Adding a relaxed url currently prevents verifying the content of the object when transferring it between repositories. This risks data corruption going unnoticed. Could the hash be recorded when a relaxed url is downloaded from the web, and then used for verification of other transfers?
This would need a new per-key file in the git-annex branch, that can list one or more hash-based keys. Then implement verification for url keys, that checks if hash-based keys are recorded in the file, and if so uses them to verify the content.
The web special remote can hash the content as it's downloading it from the web, and record the resulting hash-based key.
handling upgrades
A repository that currently contains the content of a relaxed url needs to keep working. So, the object stored in the repository has to be treated as valid, even though it does not correspond to any hash-based keys listed for the url key.
This presents a problem; there is no way to tell the difference between a valid object in such a repository and an object that was downloaded from the web with its hash recorded, but has since gotten corrupted.

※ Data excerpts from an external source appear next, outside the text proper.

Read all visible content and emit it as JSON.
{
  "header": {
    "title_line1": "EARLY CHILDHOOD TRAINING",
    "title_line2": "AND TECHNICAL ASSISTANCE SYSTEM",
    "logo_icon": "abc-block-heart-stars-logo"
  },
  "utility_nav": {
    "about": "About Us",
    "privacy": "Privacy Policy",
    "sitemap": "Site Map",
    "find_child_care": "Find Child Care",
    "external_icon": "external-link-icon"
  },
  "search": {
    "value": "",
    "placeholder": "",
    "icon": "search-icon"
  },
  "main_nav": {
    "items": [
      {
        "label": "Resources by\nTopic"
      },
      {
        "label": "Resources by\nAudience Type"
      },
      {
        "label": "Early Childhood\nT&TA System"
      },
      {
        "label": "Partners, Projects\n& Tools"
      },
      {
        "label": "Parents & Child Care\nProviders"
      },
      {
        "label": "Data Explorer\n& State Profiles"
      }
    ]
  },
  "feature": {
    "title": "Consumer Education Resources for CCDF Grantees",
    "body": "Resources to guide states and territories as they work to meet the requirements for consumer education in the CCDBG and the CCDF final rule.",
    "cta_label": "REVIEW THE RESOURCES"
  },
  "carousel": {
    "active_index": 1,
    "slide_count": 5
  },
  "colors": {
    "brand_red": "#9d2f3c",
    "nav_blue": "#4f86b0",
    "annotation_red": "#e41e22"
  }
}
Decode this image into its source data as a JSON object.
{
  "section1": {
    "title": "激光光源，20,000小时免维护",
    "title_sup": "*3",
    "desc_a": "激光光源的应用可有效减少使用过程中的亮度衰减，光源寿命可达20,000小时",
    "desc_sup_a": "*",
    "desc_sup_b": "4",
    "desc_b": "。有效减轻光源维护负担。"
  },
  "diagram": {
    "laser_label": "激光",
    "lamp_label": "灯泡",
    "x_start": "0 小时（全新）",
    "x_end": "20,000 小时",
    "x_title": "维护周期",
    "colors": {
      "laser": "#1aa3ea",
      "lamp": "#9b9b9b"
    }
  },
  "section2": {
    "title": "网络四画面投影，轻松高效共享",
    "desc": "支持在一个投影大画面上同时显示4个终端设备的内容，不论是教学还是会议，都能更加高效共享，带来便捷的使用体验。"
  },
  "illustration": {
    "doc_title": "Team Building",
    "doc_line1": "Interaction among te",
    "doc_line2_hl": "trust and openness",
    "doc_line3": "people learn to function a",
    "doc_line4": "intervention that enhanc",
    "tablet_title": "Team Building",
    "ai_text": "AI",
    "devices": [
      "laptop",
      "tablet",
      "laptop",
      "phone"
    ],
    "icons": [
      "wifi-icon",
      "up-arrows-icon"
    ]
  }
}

Seems that the only possible way to resolve this problem is to change to a new type of url key, that is known to always have its hash recorded on download from the web. (Call this a verifiable url key: a VURL.) And handle all existing relaxed url keys as before.
That would leave it up to the user to migrate their URL keys to VURL keys, if desired. Now that distributed migration is implemented, that seems sufficiently easy.
See migration to VURL by default
addurl --fast
Using addurl --fast rather than --relaxed records the size but doesn't hash. So it has the same problem that data corruption can go unnoticed, only the data corruption has to involve bit flips and not truncation.
So it seems that --fast ought to also be handled. The difference being that an url added with --fast is expected to always be the same on re-download from the web, while an url added with --relaxed may change its content on re-download from the web while being still considered the same object.
This can also use a VURL key, but include the size in it. When downloading a sized VURL, the web special remote will hash the content, and verify that either no hash has been recorded before (and record the hash when the size matches), or that it matches the previously recorded hash.
Note that, if an url is added with --fast and that gets committed and pulled by another repo, and then later both repos download the content from the web, it would be possible for the web to serve up different content to the two, and in that case either hash would be treated as valid.
other special remotes
If the web special remote is what takes care of hashing the content on download and recording the hash-based key, what about other special remotes that claim an url?
This could also be implemented in the bittorrent special remote (though ), but what about external special remotes?
An alternative would be to add a downloadVerifiedUrl that is called instead of retrieveKeyFile and returns a hash-based key (allowing hashing the download on the fly). Then git-annex would take care of recording the hash-based key. The external special remote interface could be extended to include that.
For now, gonna punt on this. It would be possible to support other special remotes later, but implemented it in the web special remote only for now. When using
git-annex addurl --verified
with others, it creates a VURL, but never generates a hash key, so the VURL works just like an URL key.
hash-based key choice
Should annex.backend gitconfig be used to pick which hash-based key to use? The risk is that config changes and several different hash-based keys get recorded for a VURL. Not really a problem, but would increase the size of the git-annex branch unncessarily, and require extra work when verifying the key.)
It will let annex.backend gitconfig and --backend be used, but it didn't seem worth supporting annex.backend gitattribute, or really even appropriate to since this is not really related to any particular work tree file. --Joey
What if annex.backend uses WORM or something that is not hash-based? Seems it ought to fall back to SHA256 or something then.
To support annex.securehashesonly it would be good if only cryptographically secure hashes were recorded for a VURL. But of course, which hashes are considered secure can change. Still, let's start by only allowing currently secure hashes to be used for VURLs. This way, when there are multiple hashes recorded for a VURL, they will all be cryptographically secure normally, and so the VURL can be considered cryptographically secure itself. If any of the hashes later becomes broken, the VURL will no longer be treated as cryptographically secure, because the broken hash can be used to verify its content. In that case, the user would probably just migrate to a hash-based key, although perhaps something VURL-specific could be built to upgrade its hashes.
use for other types of keys
It would also be possible to use these new git-annex branch log files for other types of keys, like WORM, or perhaps SHA1. But, the same upgrade problem would apply. So, there's problably no benefit in doing that, compared with migrating the key to the desired hash backend.
Does seem to be some chance this could help implementing wishlist degraded files.
security
There is the potential for a loop, where a VURL has recorded an equivilant key what is the same VURL, or another VURL in a loop. Leading to a crafted git-annex branch that DOSes git-annex.
To avoid this, any VURL in equivilant keys will be ignored.